Moving Beyond the Toy Vs. Tool Hypothesis: An Examination of Gender Differences in Adolescents' Computer Activities, Attitudes, and Technology-Related Career Plans

Open Access
Bleeker, Martha M
Graduate Program:
Human Development and Family Studies
Doctor of Philosophy
Document Type:
Date of Defense:
May 03, 2005
Committee Members:
  • Janis Jacobs, Committee Chair
  • Ann Caverly Crouter, Committee Member
  • Eric Loken, Committee Member
  • William L Harkness, Committee Member
  • Lynette Marie Yarger, Committee Member
  • Dena Swanson, Committee Member
  • gender
  • adolescence
  • achievement
  • computers
  • technology
  • career plans
In order to provide some explanation for the gender gap within the IT workforce, the current study offers a detailed look into the evolving ways adolescents use computer technology. Guided by Eccles expectancy-value model of achievement motivation, the study examines associations between adolescents’ career attitudes and expectations for success, values, and activity-involvement. Student participants (n = 460) from two high schools in central Pennsylvania took a web-based survey that assessed their computer attitudes and activities.

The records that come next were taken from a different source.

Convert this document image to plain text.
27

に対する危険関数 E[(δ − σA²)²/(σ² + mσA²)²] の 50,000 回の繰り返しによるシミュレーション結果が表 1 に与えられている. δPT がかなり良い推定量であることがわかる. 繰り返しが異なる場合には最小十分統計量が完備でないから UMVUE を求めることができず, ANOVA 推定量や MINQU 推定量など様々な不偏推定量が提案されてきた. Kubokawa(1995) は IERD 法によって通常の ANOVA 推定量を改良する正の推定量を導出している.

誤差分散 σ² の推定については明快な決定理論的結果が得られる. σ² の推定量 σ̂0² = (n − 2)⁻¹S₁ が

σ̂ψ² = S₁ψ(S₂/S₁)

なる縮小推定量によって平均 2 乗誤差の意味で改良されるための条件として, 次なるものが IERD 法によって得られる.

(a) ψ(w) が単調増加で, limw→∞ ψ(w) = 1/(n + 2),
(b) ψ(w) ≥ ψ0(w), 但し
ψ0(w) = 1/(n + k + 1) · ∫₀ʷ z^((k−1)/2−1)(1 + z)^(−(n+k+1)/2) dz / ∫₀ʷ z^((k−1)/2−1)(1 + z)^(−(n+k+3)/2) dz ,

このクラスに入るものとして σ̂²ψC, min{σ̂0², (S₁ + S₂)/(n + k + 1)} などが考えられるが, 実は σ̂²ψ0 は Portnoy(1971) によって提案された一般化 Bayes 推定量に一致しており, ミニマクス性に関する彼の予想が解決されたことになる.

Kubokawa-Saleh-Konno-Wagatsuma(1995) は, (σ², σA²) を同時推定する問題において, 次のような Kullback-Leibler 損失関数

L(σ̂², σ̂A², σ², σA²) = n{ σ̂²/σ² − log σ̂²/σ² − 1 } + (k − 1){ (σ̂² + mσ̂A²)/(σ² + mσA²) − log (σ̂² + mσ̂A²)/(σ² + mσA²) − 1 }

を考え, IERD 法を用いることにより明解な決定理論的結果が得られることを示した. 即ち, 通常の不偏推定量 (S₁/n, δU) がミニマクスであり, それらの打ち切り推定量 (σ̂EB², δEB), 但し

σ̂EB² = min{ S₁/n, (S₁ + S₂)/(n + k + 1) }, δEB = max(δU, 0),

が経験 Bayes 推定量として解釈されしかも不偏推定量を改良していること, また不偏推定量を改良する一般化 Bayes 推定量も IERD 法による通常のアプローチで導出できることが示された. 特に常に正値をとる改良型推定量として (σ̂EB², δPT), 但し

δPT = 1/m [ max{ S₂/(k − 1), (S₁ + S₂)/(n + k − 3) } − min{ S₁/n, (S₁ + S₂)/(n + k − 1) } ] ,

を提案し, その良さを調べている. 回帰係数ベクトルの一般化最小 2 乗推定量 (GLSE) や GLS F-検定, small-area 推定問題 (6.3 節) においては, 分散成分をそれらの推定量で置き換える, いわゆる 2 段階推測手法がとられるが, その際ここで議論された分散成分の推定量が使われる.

Results suggest that adolescent males and females spent about the same amount of time on computer activities each day. Gender differences, however, were found with respect to computer attitudes and career beliefs, and many of these gender differences were larger among 12th graders than 9th graders. Moreover, adolescents’ self-confidence, reports of troubleshooting, computer time with friends, gender beliefs, and enrollment in computer courses were significantly related to computer career interest and efficacy. Overall, results suggest that the original "toy vs. tool" hypothesis has become too simplistic and will not help researchers understand the current gender divide in the technology workforce.